3. Write the denoising-score-matching objective and explain what makes it scale to high-dimensional x.
Show answer
J_DSM(θ) = (1/2) · E_{x ~ p_data, ε ~ N(0,I)}[ || s_θ(x + σε) + ε/σ ||² ]. It scales because each training step is one forward + one backward pass through the score network on a single noised sample, the same cost as any standard supervised-learning step. No Jacobian, no trace, no integration by parts. The network is just being trained to predict the noise that was added (negative-scaled), at the noised input.
4. The DSM target is -ε/σ. Where does this come from?
Show answer
It’s the conditional score of the Gaussian noise model. The noised distribution conditioned on the original sample is p(x̃ | x) = N(x̃; x, σ²I), a Gaussian with mean x and isotropic variance σ². The gradient of its log-density with respect to x̃ is ∇_{x̃} log N(x̃; x, σ²I) = -(x̃ − x)/σ² = -ε/σ (using x̃ − x = σε). Vincent’s 2011 result shows that minimizing the score-matching objective on the noised distribution is equivalent to minimizing the squared error between the model’s output and this conditional score.
5. What’s the conceptual identity that connects score matching to noise prediction?
Show answer
The score network IS a noise predictor. Given a noised input x̃ = x + σε, the trained score network outputs an approximation of -ε/σ, which is just the negative scaled noise. This identity (score function ≡ negative scaled noise prediction) is the conceptual move at the heart of diffusion models. When a diffusion paper says “the model is trained to predict the noise added at each step,” they are describing the denoising score matching objective directly.
6. How does score matching at a single noise level differ from multi-noise-level score matching, and why does the multi-level version matter?
Show answer
Single-level score matching learns the score of the NOISED data distribution at one specific σ. Sampling from it via Langevin gives noised samples, not original data. Multi-noise-level score matching (NCSN, 2019) trains a single network conditioned on σ across a schedule of values; annealed Langevin sampling starts at large σ (where the distribution is approximately Gaussian and easy to sample) and decreases σ step by step, progressively transitioning from noise to data.

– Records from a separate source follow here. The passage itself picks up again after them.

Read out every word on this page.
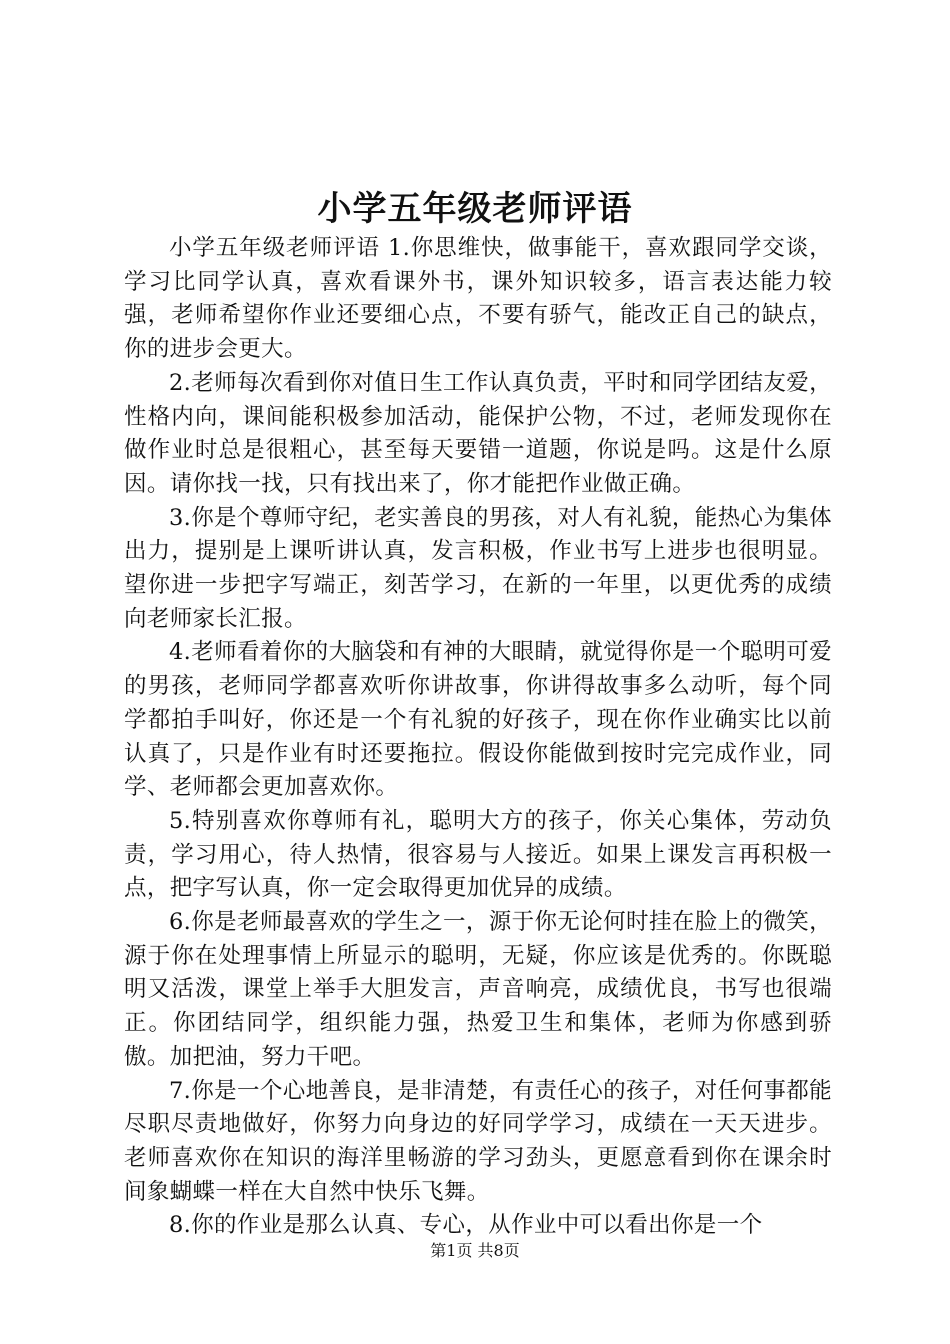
小学五年级老师评语

小学五年级老师评语 1.你思维快，做事能干，喜欢跟同学交谈，学习比同学认真，喜欢看课外书，课外知识较多，语言表达能力较强，老师希望你作业还要细心点，不要有骄气，能改正自己的缺点，你的进步会更大。

2.老师每次看到你对值日生工作认真负责，平时和同学团结友爱，性格内向，课间能积极参加活动，能保护公物，不过，老师发现你在做作业时总是很粗心，甚至每天要错一道题，你说是吗。这是什么原因。请你找一找，只有找出来了，你才能把作业做正确。

3.你是个尊师守纪，老实善良的男孩，对人有礼貌，能热心为集体出力，提别是上课听讲认真，发言积极，作业书写上进步也很明显。望你进一步把字写端正，刻苦学习，在新的一年里，以更优秀的成绩向老师家长汇报。

4.老师看着你的大脑袋和有神的大眼睛，就觉得你是一个聪明可爱的男孩，老师同学都喜欢听你讲故事，你讲得故事多么动听，每个同学都拍手叫好，你还是一个有礼貌的好孩子，现在你作业确实比以前认真了，只是作业有时还要拖拉。假设你能做到按时完完成作业，同学、老师都会更加喜欢你。

5.特别喜欢你尊师有礼，聪明大方的孩子，你关心集体，劳动负责，学习用心，待人热情，很容易与人接近。如果上课发言再积极一点，把字写认真，你一定会取得更加优异的成绩。

6.你是老师最喜欢的学生之一，源于你无论何时挂在脸上的微笑，源于你在处理事情上所显示的聪明，无疑，你应该是优秀的。你既聪明又活泼，课堂上举手大胆发言，声音响亮，成绩优良，书写也很端正。你团结同学，组织能力强，热爱卫生和集体，老师为你感到骄傲。加把油，努力干吧。

7.你是一个心地善良，是非清楚，有责任心的孩子，对任何事都能尽职尽责地做好，你努力向身边的好同学学习，成绩在一天天进步。老师喜欢你在知识的海洋里畅游的学习劲头，更愿意看到你在课余时间象蝴蝶一样在大自然中快乐飞舞。

8.你的作业是那么认真、专心，从作业中可以看出你是一个

第1页 共8页
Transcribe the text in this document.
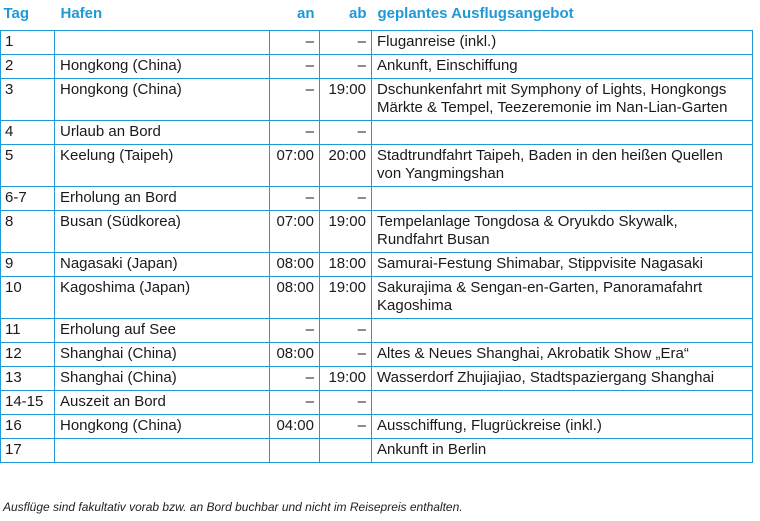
Tag	Hafen	an	ab	geplantes Ausflugsangebot
1		–	–	Fluganreise (inkl.)
2	Hongkong (China)	–	–	Ankunft, Einschiffung
3	Hongkong (China)	–	19:00	Dschunkenfahrt mit Symphony of Lights, Hongkongs Märkte & Tempel, Teezeremonie im Nan-Lian-Garten
4	Urlaub an Bord	–	–	
5	Keelung (Taipeh)	07:00	20:00	Stadtrundfahrt Taipeh, Baden in den heißen Quellen von Yangmingshan
6-7	Erholung an Bord	–	–	
8	Busan (Südkorea)	07:00	19:00	Tempelanlage Tongdosa & Oryukdo Skywalk, Rundfahrt Busan
9	Nagasaki (Japan)	08:00	18:00	Samurai-Festung Shimabar, Stippvisite Nagasaki
10	Kagoshima (Japan)	08:00	19:00	Sakurajima & Sengan-en-Garten, Panoramafahrt Kagoshima
11	Erholung auf See	–	–	
12	Shanghai (China)	08:00	–	Altes & Neues Shanghai, Akrobatik Show „Era“
13	Shanghai (China)	–	19:00	Wasserdorf Zhujiajiao, Stadtspaziergang Shanghai
14-15	Auszeit an Bord	–	–	
16	Hongkong (China)	04:00	–	Ausschiffung, Flugrückreise (inkl.)
17				Ankunft in Berlin
Ausflüge sind fakultativ vorab bzw. an Bord buchbar und nicht im Reisepreis enthalten.
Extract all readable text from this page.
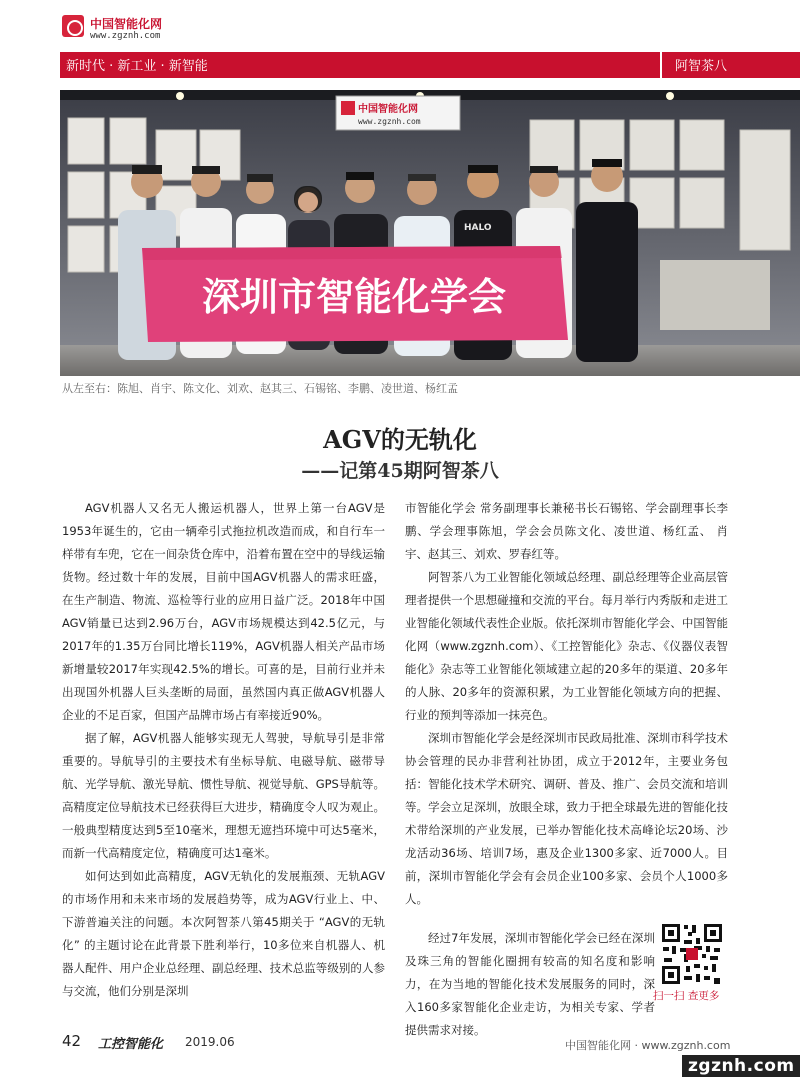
中国智能化网
www.zgznh.com
新时代 · 新工业 · 新智能	阿智茶八
中国智能化网
www.zgznh.com
HALO
深圳市智能化学会
从左至右：陈旭、肖宇、陈文化、刘欢、赵其三、石锡铭、李鹏、凌世道、杨红孟
AGV的无轨化
——记第45期阿智茶八

AGV机器人又名无人搬运机器人，世界上第一台AGV是1953年诞生的，它由一辆牵引式拖拉机改造而成，和自行车一样带有车兜，它在一间杂货仓库中，沿着布置在空中的导线运输货物。经过数十年的发展，目前中国AGV机器人的需求旺盛，在生产制造、物流、巡检等行业的应用日益广泛。2018年中国AGV销量已达到2.96万台，AGV市场规模达到42.5亿元，与2017年的1.35万台同比增长119%，AGV机器人相关产品市场新增量较2017年实现42.5%的增长。可喜的是，目前行业并未出现国外机器人巨头垄断的局面，虽然国内真正做AGV机器人企业的不足百家，但国产品牌市场占有率接近90%。

据了解，AGV机器人能够实现无人驾驶，导航导引是非常重要的。导航导引的主要技术有坐标导航、电磁导航、磁带导航、光学导航、激光导航、惯性导航、视觉导航、GPS导航等。高精度定位导航技术已经获得巨大进步，精确度令人叹为观止。一般典型精度达到5至10毫米，理想无遮挡环境中可达5毫米，而新一代高精度定位，精确度可达1毫米。

如何达到如此高精度，AGV无轨化的发展瓶颈、无轨AGV的市场作用和未来市场的发展趋势等，成为AGV行业上、中、下游普遍关注的问题。本次阿智茶八第45期关于 “AGV的无轨化” 的主题讨论在此背景下胜利举行，10多位来自机器人、机器人配件、用户企业总经理、副总经理、技术总监等级别的人参与交流，他们分别是深圳

市智能化学会 常务副理事长兼秘书长石锡铭、学会副理事长李鹏、学会理事陈旭，学会会员陈文化、凌世道、杨红孟、 肖宇、赵其三、刘欢、罗春红等。

阿智茶八为工业智能化领域总经理、副总经理等企业高层管理者提供一个思想碰撞和交流的平台。每月举行内秀版和走进工业智能化领域代表性企业版。依托深圳市智能化学会、中国智能化网（www.zgznh.com）、《工控智能化》杂志、《仪器仪表智能化》杂志等工业智能化领域建立起的20多年的渠道、20多年的人脉、20多年的资源积累，为工业智能化领域方向的把握、行业的预判等添加一抹亮色。

深圳市智能化学会是经深圳市民政局批准、深圳市科学技术协会管理的民办非营利社协团，成立于2012年，主要业务包括：智能化技术学术研究、调研、普及、推广、会员交流和培训等。学会立足深圳，放眼全球，致力于把全球最先进的智能化技术带给深圳的产业发展，已举办智能化技术高峰论坛20场、沙龙活动36场、培训7场，惠及企业1300多家、近7000人。目前，深圳市智能化学会有会员企业100多家、会员个人1000多人。

经过7年发展，深圳市智能化学会已经在深圳及珠三角的智能化圈拥有较高的知名度和影响力，在为当地的智能化技术发展服务的同时，深入160多家智能化企业走访，为相关专家、学者提供需求对接。

扫一扫 查更多
42 工控智能化 2019.06	中国智能化网 · www.zgznh.com
zgznh.com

This procedure is what the diffusion paradigm formalizes; the two derivations (multi-level DSM vs Markov-chain diffusion) are mathematically equivalent.
Try it yourself, part 1: explicit score matching on a 1D Gaussian
Section titled “Try it yourself, part 1: explicit score matching on a 1D Gaussian”Take data p_data = N(0, 1). The true data score is ∇_x log p_data(x) = -x. Suppose your model has the form s_θ(x) = -ax for a learnable scalar a > 0. About 7 minutes, pen and paper.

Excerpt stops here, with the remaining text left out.